Ao navegar por este livro, você encontrará cada perfil dividido da seguinte forma:

  1. Trajetória
    Aqui, estabelecemos a fundação. Esta seção é a bússola que nos situa, apresentando uma descrição pessoal e profissional que revela as origens, os valores absorvidos e os pontos de virada que forjaram a identidade do indivíduo. É o mapa de onde ele veio e quem ele se tornou.
  2. Pensar
    Esta é a arquitetura da mente. Mergulhamos no mundo interno, explorando os modelos mentais, as crenças inegociáveis e a filosofia que serve como alicerce para todas as decisões. É aqui que entendemos por que eles fazem o que fazem.
  3. Agir
    Se “Pensar” é a estratégia, “Agir” é a execução. Investigamos a ponte entre a ideia e a realidade: os hábitos, a gestão do risco, a tomada de decisão sob pressão e a disciplina diária que transforma visão em movimento concreto.
  4. Realizar
    Este é o resultado, o impacto tangível no mundo. Analisamos as conquistas não como um ponto final, mas como a manifestação de tudo o que veio antes. É a prova viva do alinhamento entre sua trajetória, seu pensamento e suas ações, consolidando o seu legado.

Ao seguir esta estrutura, convidamos você a fazer mais do que admirar; convidamos você a compreender. Bem-vindo às Mentes Extraordinárias.

1. Trajetória: A Dialética do Destino e a Escrita do Próprio Nome

Se a biografia de um indivíduo fosse meramente o inventário de seus ancestrais, a história de Manuella Varejão poderia ser lida como um roteiro de predestinação. Nascida sob a égide de um sobrenome que em Pernambuco ressoa como uma tradição de autoridade e erudição, ela não herdou apenas a consanguinidade; herdou uma pergunta silenciosa sobre como honrar o passado sem se tornar prisioneira dele. A trajetória da herdeira da linhagem Varejão não é, contudo, o registro de uma sucessão passiva. É, antes, o itinerário de quem compreendeu que a verdadeira autonomia não reside na negação das origens, mas na capacidade de dar um novo sentido aos alicerces recebidos. Se a sua existência até aqui fosse encerrada em um volume de capa dura, o título que ilustraria o frontispício seria “Gratidão”, pois nesta palavra ela encontra o eixo que equilibra o peso do passado com a leveza do futuro.

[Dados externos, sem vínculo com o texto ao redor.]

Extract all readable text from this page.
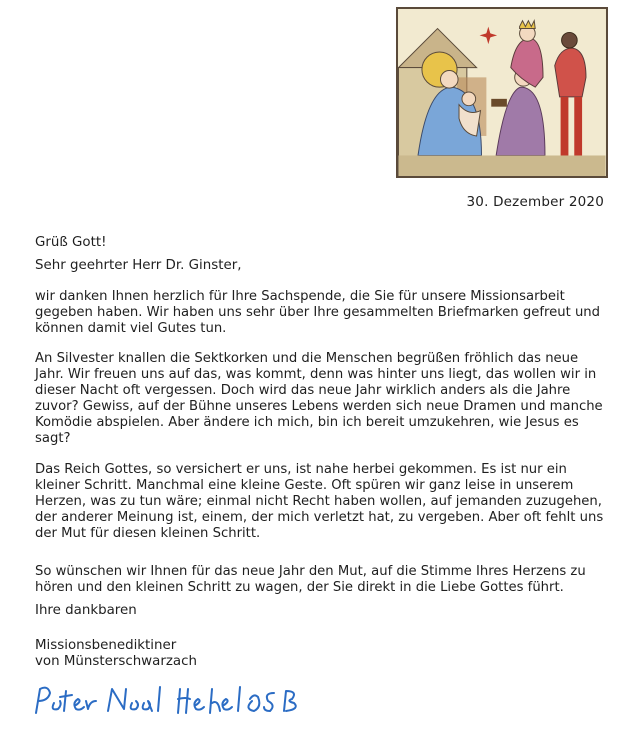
30. Dezember 2020

Grüß Gott!

Sehr geehrter Herr Dr. Ginster,

wir danken Ihnen herzlich für Ihre Sachspende, die Sie für unsere Missionsarbeit gegeben haben. Wir haben uns sehr über Ihre gesammelten Briefmarken gefreut und können damit viel Gutes tun.

An Silvester knallen die Sektkorken und die Menschen begrüßen fröhlich das neue Jahr. Wir freuen uns auf das, was kommt, denn was hinter uns liegt, das wollen wir in dieser Nacht oft vergessen. Doch wird das neue Jahr wirklich anders als die Jahre zuvor? Gewiss, auf der Bühne unseres Lebens werden sich neue Dramen und manche Komödie abspielen. Aber ändere ich mich, bin ich bereit umzukehren, wie Jesus es sagt?

Das Reich Gottes, so versichert er uns, ist nahe herbei gekommen. Es ist nur ein kleiner Schritt. Manchmal eine kleine Geste. Oft spüren wir ganz leise in unserem Herzen, was zu tun wäre; einmal nicht Recht haben wollen, auf jemanden zuzugehen, der anderer Meinung ist, einem, der mich verletzt hat, zu vergeben. Aber oft fehlt uns der Mut für diesen kleinen Schritt.

So wünschen wir Ihnen für das neue Jahr den Mut, auf die Stimme Ihres Herzens zu hören und den kleinen Schritt zu wagen, der Sie direkt in die Liebe Gottes führt.

Ihre dankbaren

Missionsbenediktiner

von Münsterschwarzach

O epicentro de sua formação intelectual e moral reside na figura de seu avô, Manoel Ribeiro Varejão. Para a única neta mulher entre os descendentes, o patriarca não era apenas uma referência familiar; era o guardião de um ideal. Ele não desejava para ela apenas o diploma; ele vislumbrava a continuidade de uma filosofia de conduta. A inclinação para o Direito, portanto, não surgiu como uma imposição externa, mas como uma semente plantada em solo de admiração. Enquanto seus pares buscavam na academia um meio de subsistência, ela buscava uma forma de linguagem. O Direito era o idioma da família, a gramática pela qual o mundo era interpretado e ordenado. No entanto, o que diferencia a sua trajetória é a percepção precoce de que as leis, se desprovidas de humanidade, tornam-se instrumentos de gesso, rígidos e frios.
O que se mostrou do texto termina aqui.